Associate Professor University of Colorado, Boulder Boulder, Colorado, United States
Abstract: In the current era of climate change and widespread habitat degradation, the theory of evolutionary rescue has emerged to predict which or what kind of populations will be able to avoid extinction by rapid adaptation through natural selection. Despite considerable recent progress, one outstanding unknown is the effects of iteroparity and longevity on rescue, as genetic models of adaptation assume non-overlapping generations. It is often hypothesized that populations of long-lived individuals will adapt more slowly to environmental change due to slower generational turnover or more complex life cycles with stages that “shield” individuals from selection. However, models purporting to show this either make simplifying assumptions, e.g., that selection operates only once in a lifetime, or conflate the effects of life-cycle complexity with longevity per se. We address these issues by combining analytical and stochastic simulation work to model populations with no stage structure and only two vital rates, survival and reproduction, to disentangle effects of longevity and life-cycle complexity. In our model, viability selection acts on all individuals through survival in each time step. Holding maximum lifetime intrinsic fitness constant across groups, we vary survival (a proxy for longevity) to test for response to a single environmental shift on a medium-term (100 time steps) timescale, measuring population size, rates of genetic and phenotypic change, and probability of extinction.

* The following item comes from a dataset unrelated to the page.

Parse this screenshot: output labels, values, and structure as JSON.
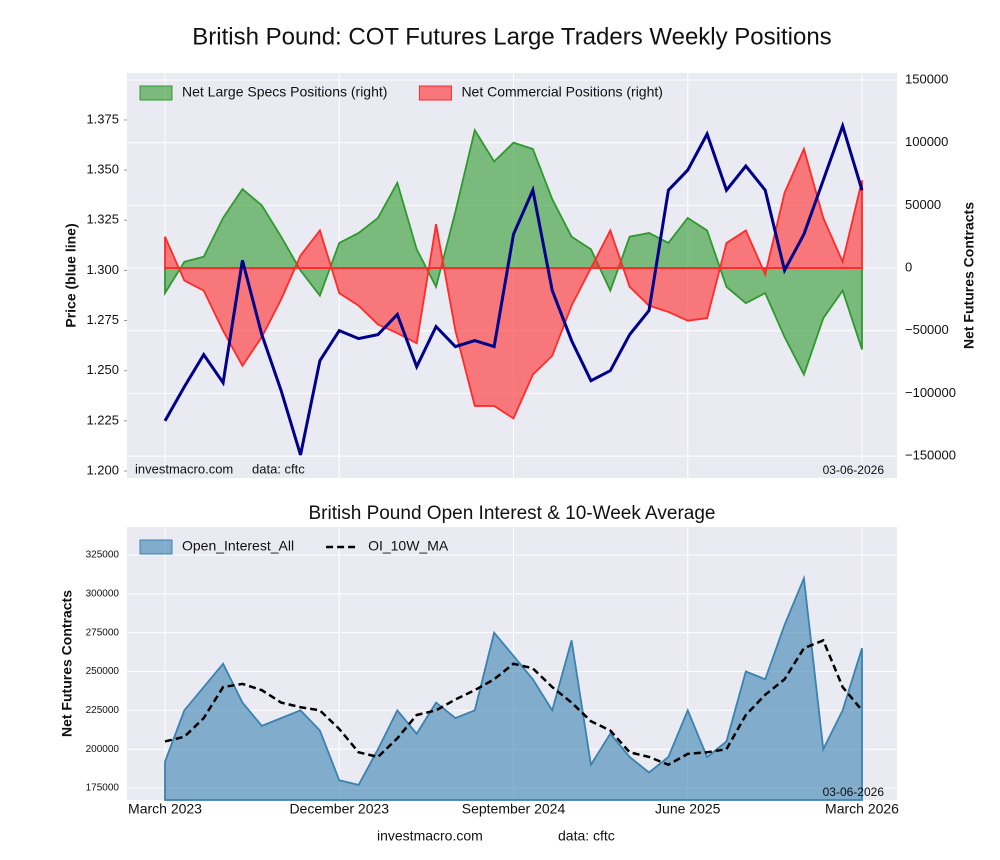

Counter to predictions from models where selection operates only once through the life cycle, we find that with selection acting repeatedly through survival, there is little discernible effect of longevity on the rate of adaptation in a population except under a narrow range of circumstances. With little variation in the rate of phenotypic and genotypic change among populations with varying longevities, differences in maximum intrinsic growth rates and temporal variance in growth rates have a more prominent role in mean population size and extinction rates over time. Differences in the rate of adaptation only emerge at low heritability, in which case longevity is associated with a transient period of rapid phenotypic change due; for perfectly heritable traits, differences in rates of adaptation are minimal. We contrast this with a modified version of our model where selection acts only on viability of newborns and not on adults, providing similar results to those typically hypothesized. We close that several of these results are consistent with demographic and life history theory and note the potential for integration of these fields with evolutionary rescue.